Kenya already hosts regional offices for several international venture capital firms—including Antler, Capria Ventures, Delta40, and Enza Capital—aided by one of Africa’s largest startup ecosystems and a pipeline of fintech, climate and enterprise software companies. 

But investors continue to navigate work permit renewals and immigration processes that can complicate long-term expansion.

Kenya currently requires foreign investors to obtain a Class G Investor Permit, available to those investing at least $100,000 in an active Kenyan enterprise, before becoming eligible to apply for citizenship after several years of residence. Permanent residency would offer a faster, more predictable route for investors seeking to establish long-term operations.

Permanent residency would remove much of that administrative burden, potentially making Nairobi a more competitive base against rival investment hubs such as Cape Town, Kigali, and Mauritius, all of which have introduced investor-friendly policies.  

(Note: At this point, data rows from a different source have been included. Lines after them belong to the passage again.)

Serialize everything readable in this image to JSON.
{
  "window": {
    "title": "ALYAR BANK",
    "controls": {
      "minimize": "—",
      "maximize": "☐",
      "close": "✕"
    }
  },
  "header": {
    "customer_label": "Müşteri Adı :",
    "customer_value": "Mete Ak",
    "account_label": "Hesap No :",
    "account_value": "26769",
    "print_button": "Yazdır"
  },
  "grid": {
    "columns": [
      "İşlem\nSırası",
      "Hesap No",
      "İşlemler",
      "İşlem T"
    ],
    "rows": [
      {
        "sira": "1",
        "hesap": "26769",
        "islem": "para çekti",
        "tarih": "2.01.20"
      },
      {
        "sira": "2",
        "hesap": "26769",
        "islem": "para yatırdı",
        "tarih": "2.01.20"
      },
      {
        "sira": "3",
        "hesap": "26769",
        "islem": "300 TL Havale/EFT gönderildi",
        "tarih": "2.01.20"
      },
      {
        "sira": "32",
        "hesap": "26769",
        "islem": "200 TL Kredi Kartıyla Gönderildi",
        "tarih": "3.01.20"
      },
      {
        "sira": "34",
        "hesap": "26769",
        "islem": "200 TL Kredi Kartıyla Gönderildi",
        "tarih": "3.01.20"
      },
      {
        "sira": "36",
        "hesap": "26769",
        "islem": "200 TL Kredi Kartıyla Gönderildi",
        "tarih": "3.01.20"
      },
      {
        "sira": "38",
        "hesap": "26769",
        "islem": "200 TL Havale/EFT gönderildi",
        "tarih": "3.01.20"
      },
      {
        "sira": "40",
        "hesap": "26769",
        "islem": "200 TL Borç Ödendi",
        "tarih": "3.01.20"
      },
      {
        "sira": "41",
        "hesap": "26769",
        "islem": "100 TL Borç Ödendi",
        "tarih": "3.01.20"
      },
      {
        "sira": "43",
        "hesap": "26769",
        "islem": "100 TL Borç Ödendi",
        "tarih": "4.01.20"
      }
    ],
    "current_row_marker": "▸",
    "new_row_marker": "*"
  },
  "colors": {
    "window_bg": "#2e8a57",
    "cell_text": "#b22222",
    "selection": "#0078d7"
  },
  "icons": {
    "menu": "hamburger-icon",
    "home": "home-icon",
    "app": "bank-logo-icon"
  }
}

South Africa introduced its permanent residence route for investors under the Immigration Act in 2002, allowing foreigners investing at least R12 million ($729,000) to apply for residency. In 2020, Mauritius lowered the minimum investment required for residency from $500,000 to $375,000 to stimulate foreign investment following the pandemic. 

The proposal comes as Kenya is reinforcing its position as one of Africa’s leading destinations for venture capital. Kenyan startups attracted $984 million in funding in 2025, the highest on the continent and about a third of all startup investment into Africa, driven largely by climate and energy technology deals. 

Kenya has retained its lead into 2026, remaining the continent’s largest startup funding destination in the first half of the year despite a broader slowdown in dealmaking.